— Si vous êtes trop occupé par le charriage, sans doute pourrez-vous au moins laisser Jotham Powell me conduire au train avec l'alezan.

Ethan l'écoutait à peine. Il était absorbé par un rapide calcul. Pendant l'hiver, il n'y avait pas de diligence entre Starkfield et Bettsbridge, et les trains qui s'arrêtaient à Corbury Flats étaient lents et rares: Zeena ne pourrait donc pas être de retour à la ferme avant le lendemain soir...

— Si j'avais pu penser que vous feriez une objection à ce que Jotham Powell me conduisît... — reprit-elle, comme si le silence de son mari impliquait un refus: sur le point de partir, elle devenait toujours loquace. — Tout ce que je sais, c'est que je ne peux pas vivre comme ça plus longtemps.

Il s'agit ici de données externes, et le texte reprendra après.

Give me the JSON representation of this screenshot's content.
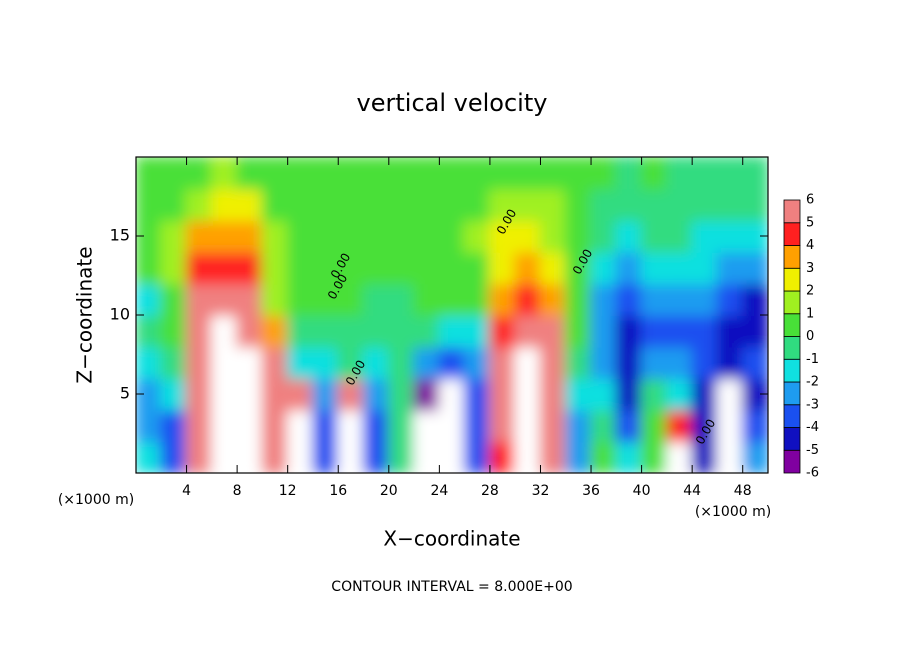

Les douleurs sont maintenant descendues à mes chevilles... Autrement, j'aurais été à pied à Starkfield plutôt que de vous déranger, et j'aurais demandé à Michel Eady de me laisser monter sur le camion qui va chercher ses marchandises à la gare. J'aurais eu deux heures à attendre mon train, mais j'aurais mieux aimé cela, même par ce froid, que de vous faire cette demande...

— Mais Jotham vous conduira! — répondit Ethan.

Il venait de se rendre compte, subitement, qu'il regardait Mattie pendant que Zeena lui parlait, et il lui fallait faire effort pour tourner les yeux vers sa femme. Elle était assise face à la fenêtre, et le jour blafard renvoyé par la neige entassée devant la maison faisait paraître son visage plus livide encore et plus fatigué que de coutume. La lumière crue creusait les trois lignes parallèles entre l'oreille et la joue; elle durcissait les rides qui partaient des narines pincées pour aboutir aux commissures des lèvres; bien qu'elle eût tout juste trente-quatre ans, — six de plus que Frome, — Zeena était déjà une vieille femme.

Ethan essaya de trouver une phrase appropriée à la circonstance, mais un seul fait occupait son esprit: pour la première fois depuis que Mattie habitait avec eux, Zeena n'allait point passer la nuit à la maison. Il se demanda si la jeune fille y pensait, elle aussi...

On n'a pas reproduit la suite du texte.